Entscheidungsstichwort (Thema)

Weitergabe einer Mobilfunknummer durch das Finanzamt an die Senatsverwaltung für Finanzen. Rechts- und Fachaufsicht. Schadensersatz nach DSGVO nur bei Nachweis eines konkreten Schadens. - Revision eingelegt (Aktenzeichen des BFH: IX R 11/23)

 

Leitsatz (redaktionell)

1. Werden Verstöße des Finanzamts gegen die DSGVO und das Steuergeheimnis gerügt, muss sich die Senatsverwaltung für Finanzen im Rahmen der Rechts- und Fachaufsicht ein vollständiges Bild machen. Sie hat daher ein Recht auf vollständige Aktenvorlage, sodass die Weiterleitung einzelner Daten kein Verstoß sein kann. Ein Zurückbehaltungsrecht der untergeordneten Behörde gleich welcher Art besteht insoweit nicht.

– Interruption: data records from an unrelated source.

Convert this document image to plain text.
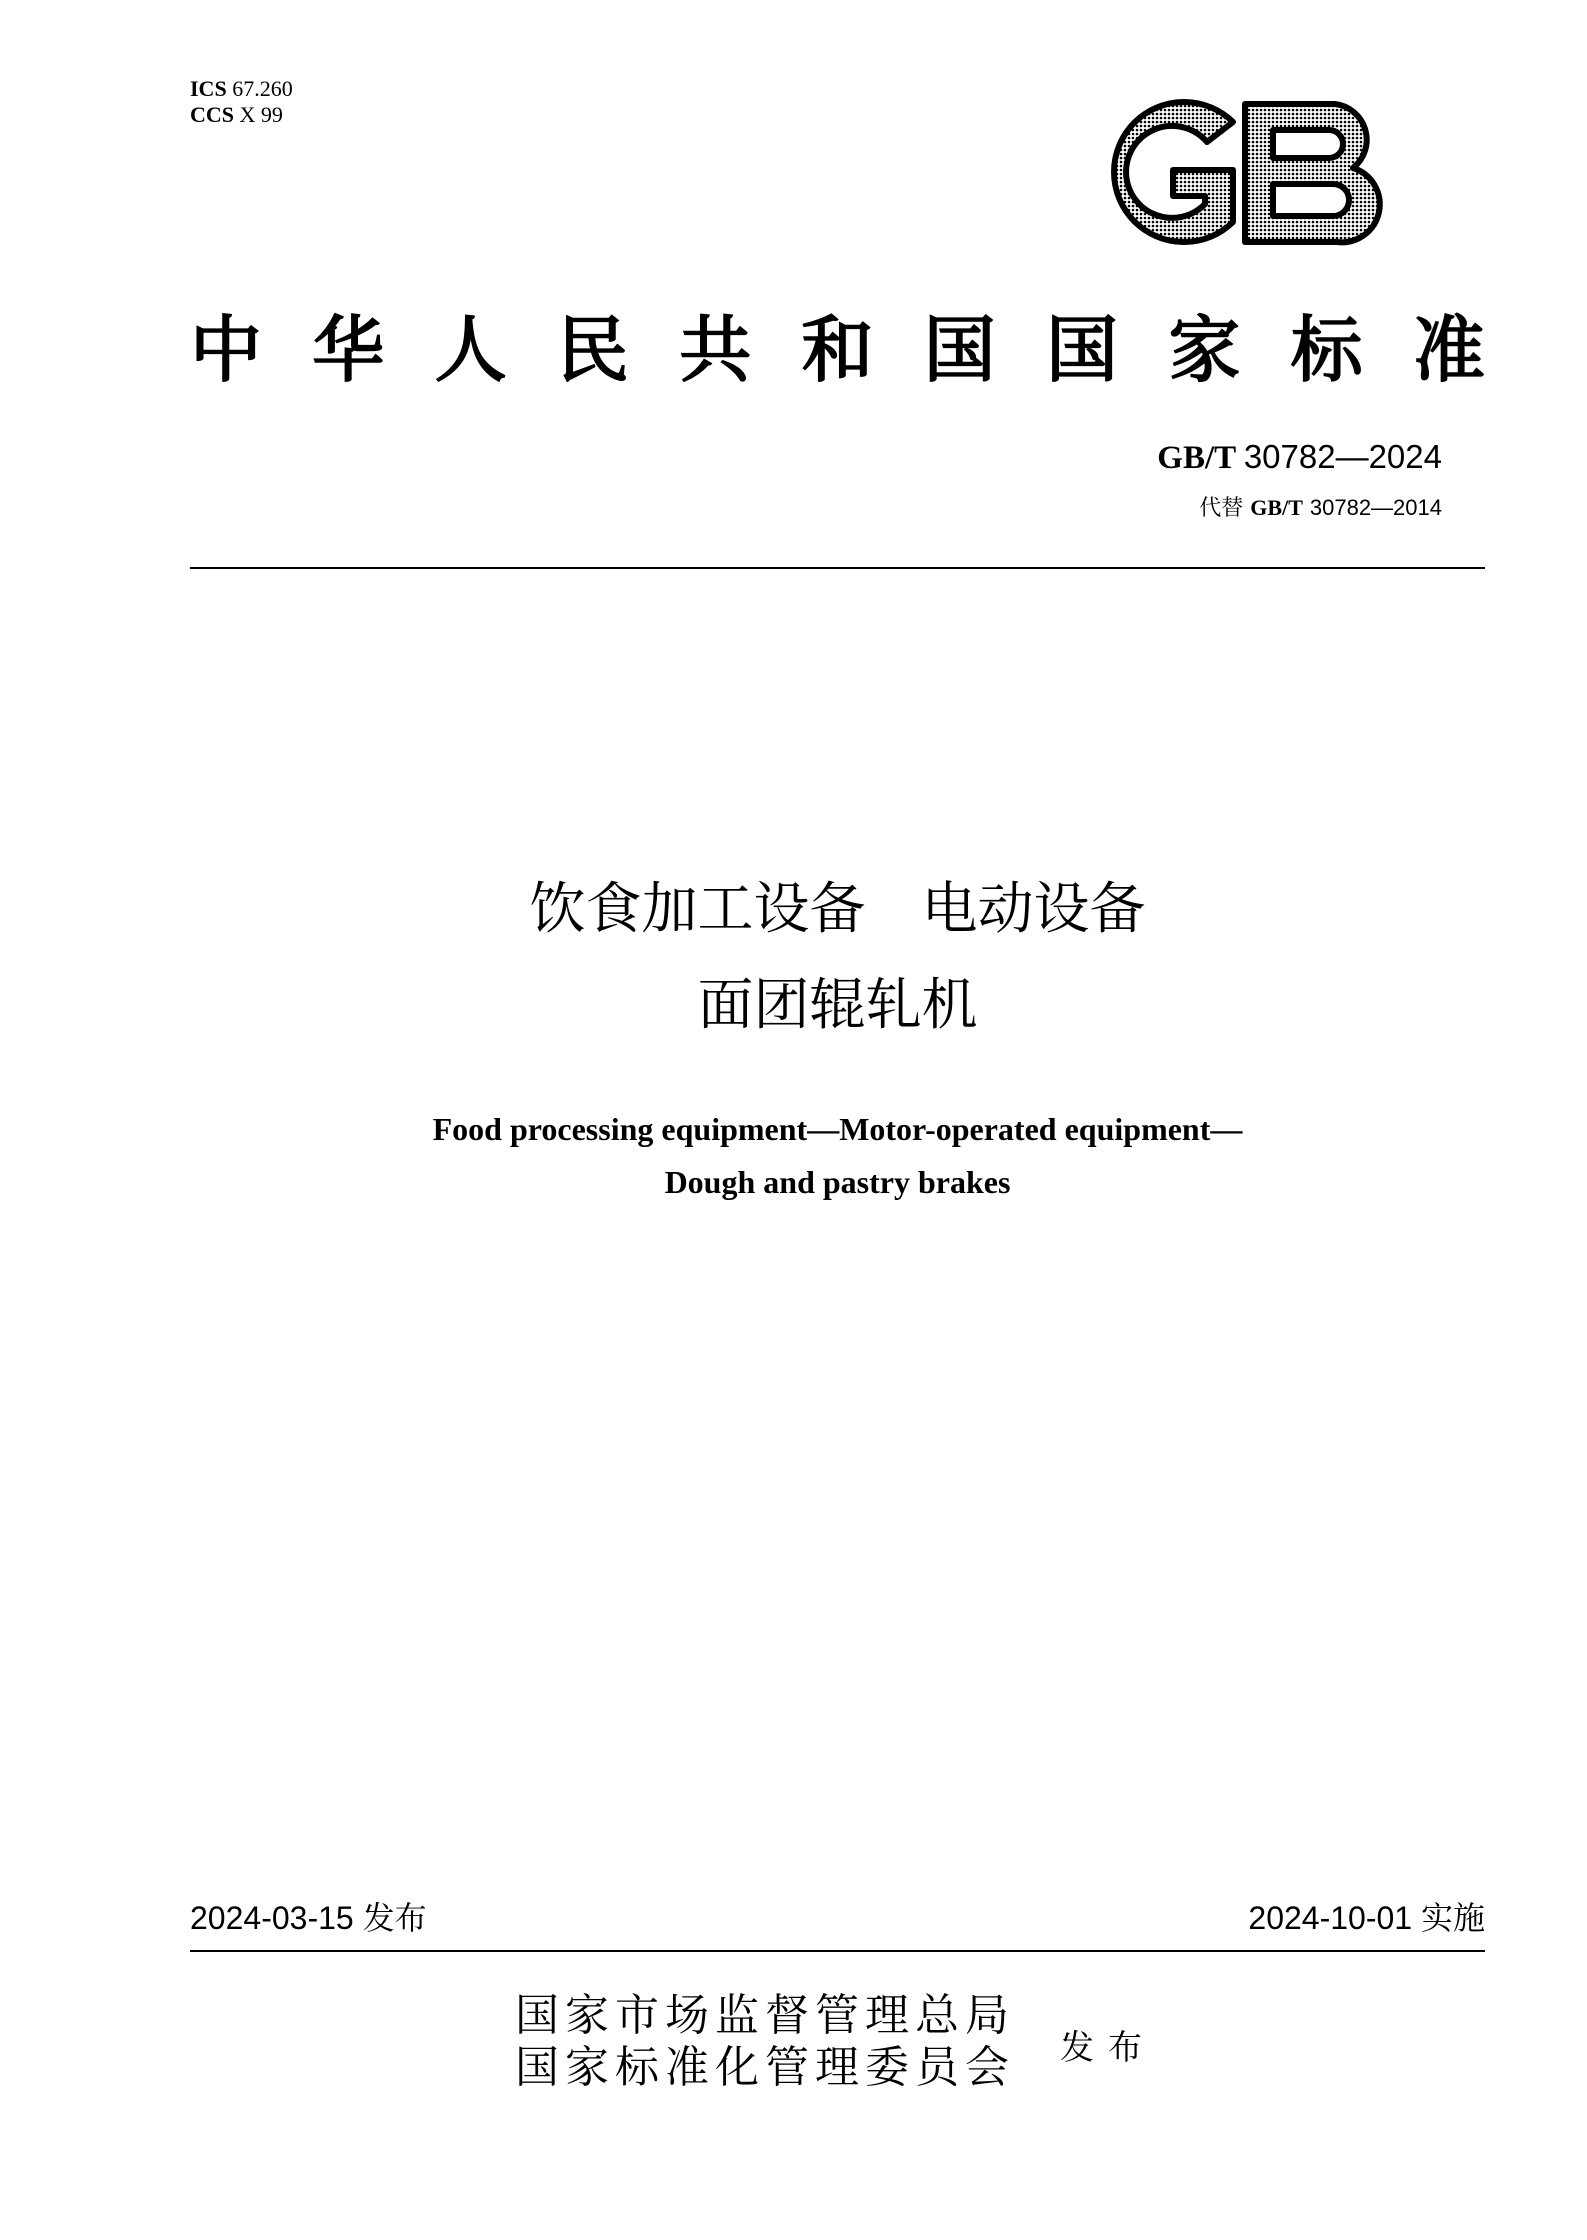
ICS 67.260
CCS X 99
中 华 人 民 共 和 国 国 家 标 准
GB/T 30782—2024
代替 GB/T 30782—2014
饮食加工设备　电动设备
面团辊轧机
Food processing equipment—Motor-operated equipment—
Dough and pastry brakes
2024-03-15 发布	2024-10-01 实施
国家市场监督管理总局
国家标准化管理委员会 发布
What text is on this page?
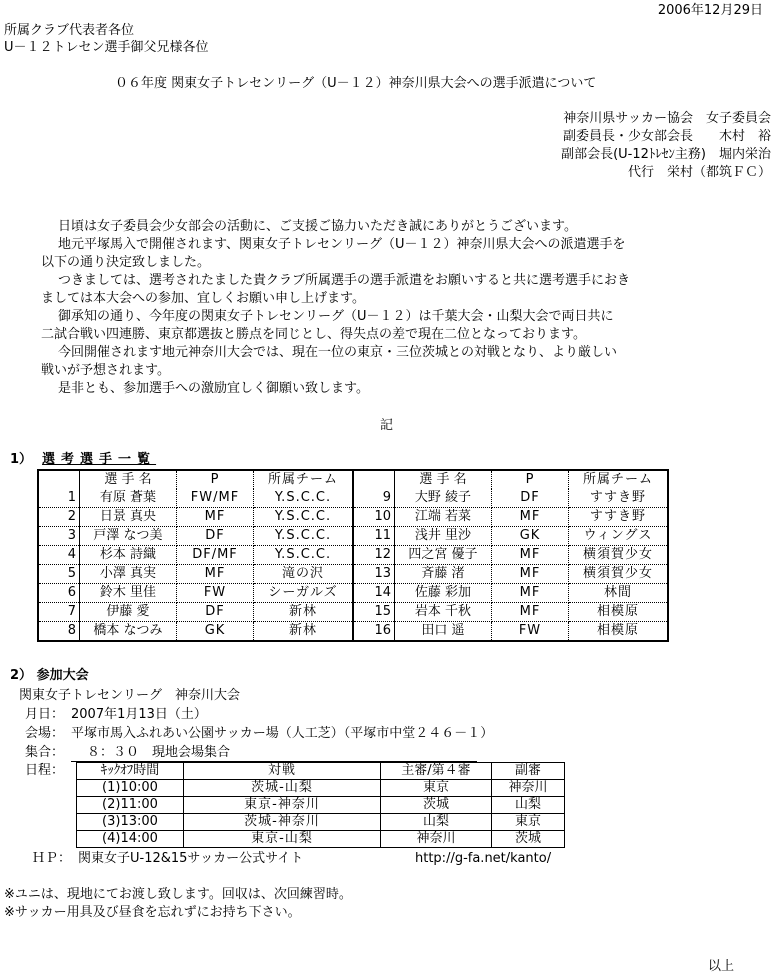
2006年12月29日
所属クラブ代表者各位
U－１２トレセン選手御父兄様各位
０６年度 関東女子トレセンリーグ（U－１２）神奈川県大会への選手派遣について
神奈川県サッカー協会　女子委員会
副委員長・少女部会長　　木村　裕
副部会長(U-12ﾄﾚｾﾝ主務)　堀内栄治
代行　栄村（都筑ＦＣ）
日頃は女子委員会少女部会の活動に、ご支援ご協力いただき誠にありがとうございます。
地元平塚馬入で開催されます、関東女子トレセンリーグ（U－１２）神奈川県大会への派遣選手を
以下の通り決定致しました。
つきましては、選考されたました貴クラブ所属選手の選手派遣をお願いすると共に選考選手におき
ましては本大会への参加、宜しくお願い申し上げます。
御承知の通り、今年度の関東女子トレセンリーグ（U－１２）は千葉大会・山梨大会で両日共に
二試合戦い四連勝、東京都選抜と勝点を同じとし、得失点の差で現在二位となっております。
今回開催されます地元神奈川大会では、現在一位の東京・三位茨城との対戦となり、より厳しい
戦いが予想されます。
是非とも、参加選手への激励宜しく御願い致します。
記
1） 選考選手一覧
	選 手 名	P	所属チーム		選 手 名	P	所属チーム
1	有原 蒼葉	FW/MF	Y.S.C.C.	9	大野 綾子	DF	すすき野
2	日景 真央	MF	Y.S.C.C.	10	江端 若菜	MF	すすき野
3	戸澤 なつ美	DF	Y.S.C.C.	11	浅井 里沙	GK	ウィングス
4	杉本 詩織	DF/MF	Y.S.C.C.	12	四之宮 優子	MF	横須賀少女
5	小澤 真実	MF	滝の沢	13	斉藤 渚	MF	横須賀少女
6	鈴木 里佳	FW	シーガルズ	14	佐藤 彩加	MF	林間
7	伊藤 愛	DF	新林	15	岩本 千秋	MF	相模原
8	橋本 なつみ	GK	新林	16	田口 遥	FW	相模原
2） 参加大会
関東女子トレセンリーグ　神奈川大会
月日： 2007年1月13日（土）
会場： 平塚市馬入ふれあい公園サッカー場（人工芝）（平塚市中堂２４６－１）
集合： ８：３０　現地会場集合
日程：	ｷｯｸｵﾌ時間	対戦	主審/第４審	副審
(1)10:00	茨城-山梨	東京	神奈川
(2)11:00	東京-神奈川	茨城	山梨
(3)13:00	茨城-神奈川	山梨	東京
(4)14:00	東京-山梨	神奈川	茨城
ＨＰ： 関東女子U-12&15サッカー公式サイト	http://g-fa.net/kanto/
※ユニは、現地にてお渡し致します。回収は、次回練習時。
※サッカー用具及び昼食を忘れずにお持ち下さい。
以上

2. Voraussetzung für eine Entschädigung in Geld ist über den festgestellten Verstoß gegen die Vorschriften der DSGVO hinaus auch der Nachweis eines konkreten (immateriellen) Schadens.

3. In der bloßen Möglichkeit des Bekanntwerdens einer Telefonnummer (hier durch die Weitergabe der Mobilfunknummer des bei der Klägerin angestellten Ehemanns der Klägerin, die dem Finanzamt im Rahmen einer Außenprüfung bei der Klägerin bekanntgeworden ist, an die Senatsverwaltung für Finanzen) vermag der Senat keinen Schaden zu erkennen.

 

Normenkette

DSGVO Art. 82; AO § 30 Abs. 4, § 29c

 

Tenor

Die Klage wird abgewiesen.

Die Revision zum Bundesfinanzhof wird zugelassen.

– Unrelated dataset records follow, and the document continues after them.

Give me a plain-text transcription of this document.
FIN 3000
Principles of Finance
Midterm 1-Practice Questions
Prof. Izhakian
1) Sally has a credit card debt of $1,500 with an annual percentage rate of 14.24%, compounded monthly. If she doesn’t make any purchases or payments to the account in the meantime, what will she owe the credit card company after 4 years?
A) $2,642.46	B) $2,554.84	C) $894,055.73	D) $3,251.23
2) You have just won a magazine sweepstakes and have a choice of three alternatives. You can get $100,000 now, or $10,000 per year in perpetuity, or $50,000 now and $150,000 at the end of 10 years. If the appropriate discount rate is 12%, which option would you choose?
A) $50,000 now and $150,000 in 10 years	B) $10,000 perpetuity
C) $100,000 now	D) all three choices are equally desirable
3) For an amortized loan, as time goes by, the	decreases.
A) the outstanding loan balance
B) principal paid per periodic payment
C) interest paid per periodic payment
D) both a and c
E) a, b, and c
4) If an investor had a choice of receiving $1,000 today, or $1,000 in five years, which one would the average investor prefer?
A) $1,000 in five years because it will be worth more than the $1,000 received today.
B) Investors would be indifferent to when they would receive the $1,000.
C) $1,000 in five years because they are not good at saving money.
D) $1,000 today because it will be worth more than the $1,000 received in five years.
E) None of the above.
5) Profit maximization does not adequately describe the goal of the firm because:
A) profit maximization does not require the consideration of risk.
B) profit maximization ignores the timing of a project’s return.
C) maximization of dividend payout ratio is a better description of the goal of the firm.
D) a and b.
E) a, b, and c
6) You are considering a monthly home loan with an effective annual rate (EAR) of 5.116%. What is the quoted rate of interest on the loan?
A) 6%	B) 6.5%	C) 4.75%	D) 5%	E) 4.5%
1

Die Kosten des Verfahrens werden der Klägerin auferlegt.

 

Tatbestand

Die Klägerin rügt die Weitergabe der Telefonnummer ihres angestellten Ehemanns an die Senatsverwaltung für Finanzen. Bei der Klägerin hatte eine Außenprüfung stattgefunden, der Beklagte erlangte dort von der Klägerin Daten. Aus diesem Sachverhalt ist bereits eine Vielzahl von Klagen und Anträgen vor dem Gericht anhängig gewesen bzw. noch anhängig. Nach Darstellung der Klägerin ist die Telefonnummer ihres Ehemanns an die Senatsverwaltung für Finanzen weitergegeben worden, sie beruft sich insoweit auf das Zeugnis ihres Ehemanns.

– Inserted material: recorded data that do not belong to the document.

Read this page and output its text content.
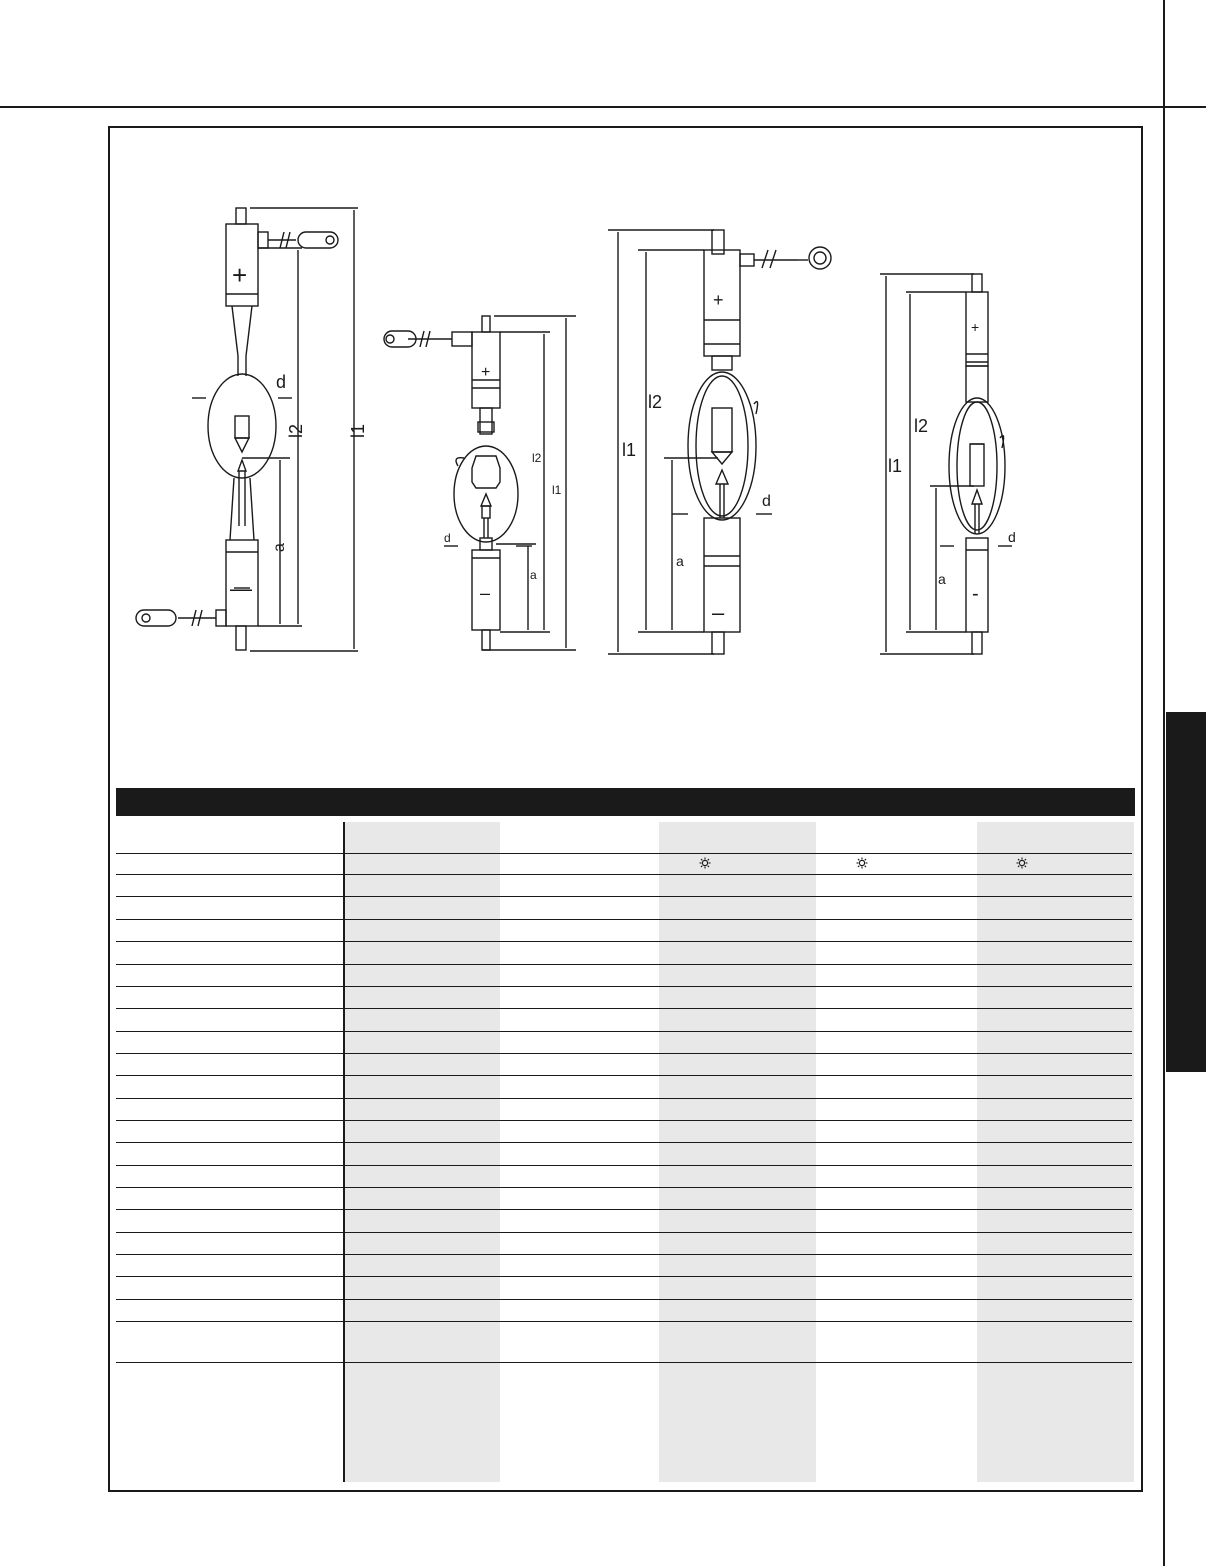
+
—
d
l2 l1
a
+
–
d
l2
l1
a
+
–
d
l2
l1
a
+
-
d
l2
l1
a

Der Beklagte habe – so die Klägerin – scheinbar sämtliche Daten, die er durch staatsrechtswidrige Tatprovokation erhalten habe, an die Senatsverwaltung weitergegeben. Der § 147 VI S.2 Alt. 2 AO gewähre dem Beklagten keine Rechte, die Daten zu kopieren und weiterzugeben (BVerfGE 65, 1; BFH/NV 15, 1455). Auf die bisher erteilte unvollständige Auskunft der Senatsverwaltung im Verfahren … werde verwiesen. Der Beklagte habe nach glaubhafter Versicherung ihres Angestellten B… dessen mobile Telefonnummer an die Senatsverwaltung für Finanzen weitergegeben. Zu welchem Beschwerdeverfahren die Telefonnummer von B… erforderlich gewesen sei, könne sie nicht nachvollziehen. Es werde beantragt, die handelnden Personen als Zeugen zur Verhandlung zu laden. Mutmaßlich dürfte dies die Referatsleiterin C… von der Senatsverwaltung für Finanzen, hilfsweise die Abteilungsleiterin D… von der Senatsverwaltung für Finanzen sein. Die Weitergabe der Telefonnummer stelle zum einen eine Verletzung der DSGVO und zum anderen eine Verletzung des Steuergeheimnisses dar. Die Klägerin beantrage, den Beklagten unter Eid zu vernehmen, ob dieser die Telefonnummer an die Senatsverwaltung übergeben habe und aus welchem Grund die Übergabe der Telefonnummer erforderlich gewesen sei.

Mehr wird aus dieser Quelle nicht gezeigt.